Schmiervorrichtungen dieser Art sind bekannt so (Prospekt »Woerner« öler- und Fetterfabrik Eugen Woerner 1969). Dort sind Kettenförderer mit Tragrollen gezeigt, die an Tragprofilen abrollen. Die Kettenbolzen selbst werden über Sprühdüsen mit Schmieröl versorgt, und zwar jeweils dadurch, daß abhängig von der Kettenteilung Druckluft zu den Sprühdosen stoßweise geführt wird und dadurch Schmieröl auf den Kettenbolzen und den umgebenden Teilen verteilt wird. Die Sprühdüsen sitzen unmittelbar an Magnetventilen und es ist daher nicht möglich, die Sprühdüsen nahe genug an die Kette bzw. an deren Kettenbolzen heranzuführen. Die Versorgungsleitungen für die Druckluft sind außerdem verhältnismäßig lange, weil die entsprechenden Luftsteuerventile zentral angeordnet sind. Die Kettenteilung schließlich wird durch einen mechanisch von einem Kettenantriebsrad betätigten Schalter erfaßt, der die entsprechenden Druckluftimpulse auslöst. Diese Einrichtung ermöglicht es daher nicht, scharf voneinander getrennte Druckluftimpulse jeweils genau dann zu erzeugen, wenn die Kettenbolzen an den Sprühdosen vorbeilaufen. Der Schmierstoffbedarf ist daher verhältnismäßig groß.
Es sind zwar auch Schmiereinrichtungen bekannt (DE-GM 18 17 787), bei denen über Verbindungsleitungen von einem zentralen Steuerschrank aus Schmiermittel auf Fördereinrichtungen gespritzt wird. Das Problem, wie Sprühmittel möglichst nahe an die Kettenglieder einer Förderkette heranzubringen ist, um eine einwandfreie Schmierung bei minimalen Schmierstoffverbrauch zu erreichen, wird dort nicht angesprochen. Schließlich ist es bei anderen Schmiereinrichtungen, die zum Besprühen von Gesenken benutzt werden, bekannt (Schmiertechnik, 10. Jgg. Mai/Juni, Nr. 3, 1963, Seite 153), einen ausfahrbaren Düsenträger an einer teleskopartig ausgebildeten Leitung vorzusehen, der nach dem Entfernen eines Schmiedeteiles und nach dem Ausblasen des Zunders eine Vorwärtsbewegung in Axialrichtung ausführen kann und daher an eine bestimmte Stelle zwischen Unter- und Obergesenk gefahren werden kann. Nach dem Besprühen wird der Dosenträger wieder eingezogen. Der Einsatz solcher Schmiereinrichtungen für Kettenförderer würde den Nachteil aufweisen, daß die Kettenglieder des Förderers nur aus größerem Abstand besprüht werden könnten, weil die am Teleskoprohr angebrachte Sprühdose wegen der sich bewegenden Teile nicht nahe genug an db zu schmierenden Teile der Kette herangeführt werden könnte. Ein Besprühen von der Seite würde den Nachteil aufweisen, daß die Kettenbolzen der Ketten nicht direkt erreicht werden, so daß auch deshalb wieder eine zu große Schmierstoffmenge versprüht werden müßte.

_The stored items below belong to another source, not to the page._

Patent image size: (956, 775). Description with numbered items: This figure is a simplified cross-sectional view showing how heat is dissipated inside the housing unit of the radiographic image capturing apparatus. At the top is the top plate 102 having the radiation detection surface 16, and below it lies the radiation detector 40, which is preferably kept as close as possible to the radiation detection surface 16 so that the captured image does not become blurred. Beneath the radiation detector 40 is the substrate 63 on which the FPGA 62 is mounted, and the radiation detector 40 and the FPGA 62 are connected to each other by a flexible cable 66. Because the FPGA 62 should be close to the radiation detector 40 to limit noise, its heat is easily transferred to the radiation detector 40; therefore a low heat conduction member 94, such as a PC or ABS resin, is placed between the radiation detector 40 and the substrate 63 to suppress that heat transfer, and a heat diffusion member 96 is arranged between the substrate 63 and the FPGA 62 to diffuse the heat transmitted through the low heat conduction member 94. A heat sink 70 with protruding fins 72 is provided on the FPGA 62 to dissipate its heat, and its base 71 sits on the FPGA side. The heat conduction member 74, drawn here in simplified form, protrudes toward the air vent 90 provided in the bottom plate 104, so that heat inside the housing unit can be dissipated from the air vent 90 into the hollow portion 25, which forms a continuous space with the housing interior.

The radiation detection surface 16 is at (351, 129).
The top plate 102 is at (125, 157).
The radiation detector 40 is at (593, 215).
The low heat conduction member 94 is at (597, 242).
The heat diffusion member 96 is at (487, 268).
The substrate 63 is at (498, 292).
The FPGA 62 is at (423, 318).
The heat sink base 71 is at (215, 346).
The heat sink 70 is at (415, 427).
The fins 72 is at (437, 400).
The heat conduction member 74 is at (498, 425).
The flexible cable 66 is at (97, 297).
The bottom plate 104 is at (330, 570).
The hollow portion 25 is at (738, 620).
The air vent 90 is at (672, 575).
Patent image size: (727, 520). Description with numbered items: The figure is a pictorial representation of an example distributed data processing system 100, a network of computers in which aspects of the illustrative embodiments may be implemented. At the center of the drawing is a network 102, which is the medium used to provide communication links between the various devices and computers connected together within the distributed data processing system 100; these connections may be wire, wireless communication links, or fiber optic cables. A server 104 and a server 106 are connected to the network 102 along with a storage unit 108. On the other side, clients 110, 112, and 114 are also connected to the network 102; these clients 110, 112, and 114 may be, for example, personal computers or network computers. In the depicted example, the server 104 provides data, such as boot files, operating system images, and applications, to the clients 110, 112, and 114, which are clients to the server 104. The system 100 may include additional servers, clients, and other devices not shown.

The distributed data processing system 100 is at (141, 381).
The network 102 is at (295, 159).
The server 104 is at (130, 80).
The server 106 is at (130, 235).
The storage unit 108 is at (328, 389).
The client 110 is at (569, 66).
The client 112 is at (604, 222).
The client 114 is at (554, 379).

Der vorliegenden Erfindung liegt daher die Aufgabe zugrunde, eine exakte Dosierung des Schmiermittels und ein exaktes Ansprühen der Kettenbolzen zu erreichen, damit auch bei höheren Kettenförderergeschwindigkeiten mit möglichst wenig Schmiermittelaufwand ein maximaler Schmiereffekt erreicht werden kann. Zur Lösung dieser Aufgabe weist die Erfindung die kennzeichnenden Merkmale des Patentanspruches 1 auf. Dadurch wird der Vorteil erreicht, daß trotz des Einsatzes eines an sich die Zugänglichkeit zu den Kettenbolzen versperrenden aber sehr stabilen Doppel-T-Profils für die Tragrollen des Kettenförderers eine unmittelbare Schmiermittelzufuhr zu den Kettenbolzen ermöglicht ist. Da das Luftsteuerelement unmittelbar über dem Doppel-T-Profil liegt, können kurze Steuerleitungen verwirklicht werden, die das exakte Einhalten von Sprühimpulsen ermöglichen, weil die Versorgungsleitungen nur sehr kurz sind und nicht zu Schwingungen neigen. Ein einwandfreier Sprühschmiervorgang wird dadurch auch bei höheren Laufgeschwindigkeiten gewährleistet.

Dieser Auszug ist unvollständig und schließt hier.